Pharmacotherapies for the Treatment of Progressive Supranuclear Palsy: A Narrative Review

Abstract

Progressive supranuclear palsy (PSP) is a neurodegenerative disorder resulting from the deposition of misfolded and neurotoxic forms of tau protein in specific areas of the midbrain, basal ganglia, and cortex. It is one of the most representative forms of tauopathy. PSP presents in several different phenotypic variations and is often accompanied by the development of concurrent neurodegenerative disorders.
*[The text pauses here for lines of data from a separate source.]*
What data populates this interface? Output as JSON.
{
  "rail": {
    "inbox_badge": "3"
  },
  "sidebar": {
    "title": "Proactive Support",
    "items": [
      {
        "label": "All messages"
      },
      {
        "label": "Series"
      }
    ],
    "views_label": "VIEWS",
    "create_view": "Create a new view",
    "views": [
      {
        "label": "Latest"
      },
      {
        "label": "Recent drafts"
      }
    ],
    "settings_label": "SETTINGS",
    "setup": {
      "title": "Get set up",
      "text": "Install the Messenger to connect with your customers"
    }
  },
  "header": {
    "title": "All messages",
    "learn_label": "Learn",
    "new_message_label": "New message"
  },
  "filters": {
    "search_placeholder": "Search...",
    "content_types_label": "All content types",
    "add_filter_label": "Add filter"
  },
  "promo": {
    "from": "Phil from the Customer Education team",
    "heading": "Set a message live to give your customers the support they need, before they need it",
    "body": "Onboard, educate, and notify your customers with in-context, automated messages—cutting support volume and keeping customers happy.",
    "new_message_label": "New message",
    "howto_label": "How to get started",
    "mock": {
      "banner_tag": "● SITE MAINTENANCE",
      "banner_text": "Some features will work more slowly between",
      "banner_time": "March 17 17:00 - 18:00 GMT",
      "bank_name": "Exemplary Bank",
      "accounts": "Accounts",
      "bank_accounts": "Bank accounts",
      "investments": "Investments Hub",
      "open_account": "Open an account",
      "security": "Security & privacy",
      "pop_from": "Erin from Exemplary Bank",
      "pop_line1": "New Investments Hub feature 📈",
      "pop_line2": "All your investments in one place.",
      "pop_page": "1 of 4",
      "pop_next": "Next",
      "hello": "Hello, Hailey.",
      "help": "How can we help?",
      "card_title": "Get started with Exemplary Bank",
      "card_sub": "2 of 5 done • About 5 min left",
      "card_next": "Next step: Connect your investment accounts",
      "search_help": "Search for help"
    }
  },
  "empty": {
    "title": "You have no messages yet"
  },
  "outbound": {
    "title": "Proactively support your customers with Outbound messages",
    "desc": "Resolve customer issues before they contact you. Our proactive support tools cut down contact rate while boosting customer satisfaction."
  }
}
PSP is universally fatal, and effective disease-modifying therapies for PSP have not yet been identified. Several tau-targeting treatment modalities, including vaccines, monoclonal antibodies, and microtubule-stabilizing agents, have been investigated and have had no efficacy. The need to treat PSP and other tauopathies is critical, and many clinical trials investigating tau-targeted treatments are underway. In this review, the PubMed database was queried to collect information about preclinical and clinical research on PSP treatment. Additionally, the US National Library of Medicine's ClinicalTrials.gov website was queried to identify past and ongoing clinical trials relevant to PSP treatment. This narrative review summarizes our findings regarding these reports, which include potential disease-modifying drug trials, modifiable risk factor management, and symptom treatments.

Keywords: Clinical trials; Microtubule dysfunction; Modifiable risk factor; Monoclonal antibody; Progressive supranuclear palsy; Tau; Tau phosphorylation.